Nach einem äußerst strapaziösen ersten Renntag versprachen uns die Organisatoren am Abend beim Riders-Briefing, dass der heutige Tag deutlich gemächlicher vonstatten gehen sollte. Mit 1.200 hm, die es bergauf zu fahren galt, und lediglich 3 Wertungsprüfungen sollten die Strapazen vom Vortag keine Wiederholung finden.
Doch weit gefehlt – wie sich später herausstellen würde! Aber schließen wir dort an, wo die Geschichte am Vortag geendet hatte:
Nachdem ich ins Ziel gekommen war, galt es mein Rad zu reparieren, das mich durch zahlreiche Defekte bereits am ersten Renntag aus der Bahn geworfen hatte. Da Kabelbinder bekanntlich die Welt zusammenhalten, konnte ich daraus notdürftig eine Remote-Funktion an die Sattelstütze dranbasteln. Das sollte mir die Teilnahme am nächsten Renntag ermöglichen.
# Geht doch – so kann die Stütze bedient werden…

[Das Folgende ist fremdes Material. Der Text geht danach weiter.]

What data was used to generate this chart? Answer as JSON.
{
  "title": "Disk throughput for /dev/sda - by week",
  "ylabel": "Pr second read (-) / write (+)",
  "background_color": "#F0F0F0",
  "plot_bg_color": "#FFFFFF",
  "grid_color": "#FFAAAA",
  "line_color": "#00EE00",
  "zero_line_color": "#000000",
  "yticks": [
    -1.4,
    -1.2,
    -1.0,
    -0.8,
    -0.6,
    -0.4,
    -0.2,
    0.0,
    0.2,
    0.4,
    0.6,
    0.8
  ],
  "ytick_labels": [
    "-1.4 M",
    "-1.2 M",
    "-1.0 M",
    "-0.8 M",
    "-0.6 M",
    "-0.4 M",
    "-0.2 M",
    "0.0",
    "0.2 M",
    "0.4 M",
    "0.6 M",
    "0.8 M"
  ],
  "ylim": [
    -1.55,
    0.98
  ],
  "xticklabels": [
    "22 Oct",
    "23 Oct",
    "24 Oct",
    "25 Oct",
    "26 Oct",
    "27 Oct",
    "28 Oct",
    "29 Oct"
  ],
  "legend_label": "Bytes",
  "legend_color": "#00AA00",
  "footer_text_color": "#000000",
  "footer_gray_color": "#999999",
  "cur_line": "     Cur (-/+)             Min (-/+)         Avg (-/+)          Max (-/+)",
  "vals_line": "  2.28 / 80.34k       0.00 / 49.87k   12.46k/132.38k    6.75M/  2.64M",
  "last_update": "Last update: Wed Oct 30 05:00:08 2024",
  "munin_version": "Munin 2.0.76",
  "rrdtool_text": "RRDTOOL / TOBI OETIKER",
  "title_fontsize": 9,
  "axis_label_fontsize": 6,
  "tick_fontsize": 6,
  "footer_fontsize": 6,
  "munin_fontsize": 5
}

Bis spät am Abend war im damit beschäftigt, das Rad wieder fit zu machen. Anschliessend galt es noch Fotos nachzubearbeiten und den beruflichen Pflichten nachzugehen. Wie schon am Vorabend war es also wieder 1 Uhr nachts als ich endlich ins Bett kam – nicht die besten Voraussetzungen für den folgenden Tag. Die Nacht gestaltete sich nicht viel angenehmer als der Renntag zuvor. Krämpfe in den Beinen machten sich auch nachts breit und ich musste mehrmals aufstehen.
Am nächsten Morgen ging es bereits um 6 Uhr aus den Federn. Der Pickup wollte beladen werden und vor uns stand eine 2-stündige Fahrt hinauf zum Start der ersten Wertungsprüfung. Diese Fahrt führte uns über eine Forststraße, die sich in einem äußerst schlechten Zustand befand und selbst die Allrad-Pickups vor eine Herausforderung stellte. Es ging entlang an steil abfallenden Hängen, die einen phantastischen Blick auf die Anden auf der einen Seite und das Tal mit dem darin liegende Santiago de Chile auf der anderen Seite bot.
Oben angekommen waren weiter 20 Minuten Fußmarsch zu bewältigen. Mit den Bikes auf den Schultern ging es hoch zum Start. Der Start zeigte schon, dass eine gewaltige Herausforderung vor uns liegen würde – denn wir waren wieder weit oben und die Stage endete unten im Tal. Ich machte mich auf den Weg im Wissen, das Rennen bereits am Vortag verloren zu haben. Dennoch wollte ich nicht aufgeben – und vor allen Dingen eins: sicher und ohne Defekte im Ziel ankommen.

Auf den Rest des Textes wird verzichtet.